I eye the ruby again. He was also wealthy and clearly powerful if he could be that kind of match to Odiva. “Then why do you keep his gift a secret? Ailesse would want to know that her father—”

“Enough about Ailesse,” Odiva snaps. I stagger back a step at her burst of frustration. She shoves the crow skull back under the neckline of her dress. “Not everything must be divulged, Sabine. Love is sacred. Private.”

I stare incredulously at her. She was the first to mention Ailesse a moment ago. But all Odiva’s warmth is gone now. I suddenly recall what she confessed after I killed the nighthawk. I was too distraught to give her words much weight, but now they tear through my mind: That does not mean I loved him. She was speaking of her amouré.

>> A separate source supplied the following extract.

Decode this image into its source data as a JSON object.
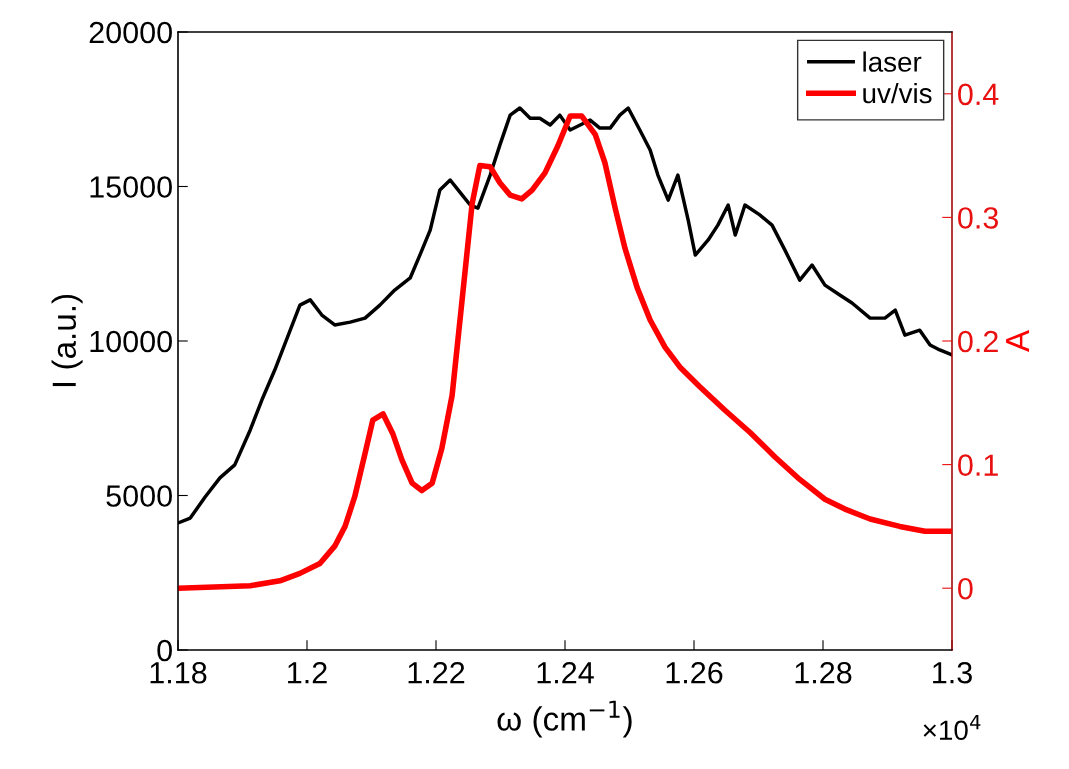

But then who gave her the necklace?

A small movement draws my keen eye to where the forest meets the plateau. There, perched on a lowlying branch of an ash tree, almost as if she’s heard my thoughts, is the silver owl.

A breath of hope fills my chest. The owl is a reminder of Ailesse. Odiva may have turned her back on her daughter, but Elara hasn’t forgotten.

The owl will lead me to her, just like she led me to the catacombs.

Odiva turns to follow my gaze. Once she sees the owl, she stifles a gasp.

I dash away toward the forest.

“Sabine,” Odiva calls after me. “Where are you going? I have told all the Ferriers to return to Chateau Creux.”

“I’m not a Ferrier,” I shout back. “But if you want me to be, you’ll let me hunt.”

“You need your rest.”

“I need a third grace bone. I’ll come home once I have it.” And once I’ve saved Ailesse.

I cast a fleeting glance over my shoulder, but my matrone isn’t racing after me. She stands frozen on the path, one pale hand on the claw marks the owl gave her.

When I reach the tree line, the owl flutters away. I pursue her deeper into the forest. Just like before, she lands within sight, and once I catch up, she flies off again. I grin, running faster.

We play this game, mile after mile. I pay little attention to my surroundings; I focus all my attention on keeping the owl’s gilded feathers in sight. But once I cross a thoroughfare to Dovré and spy a bridge twenty feet ahead, I stumble to a sudden stop. This bridge is made of stone and has a high arch and a dry riverbed beneath. It’s within view of Beau Palais, which looks down on the bridge from the highest hill in Dovré.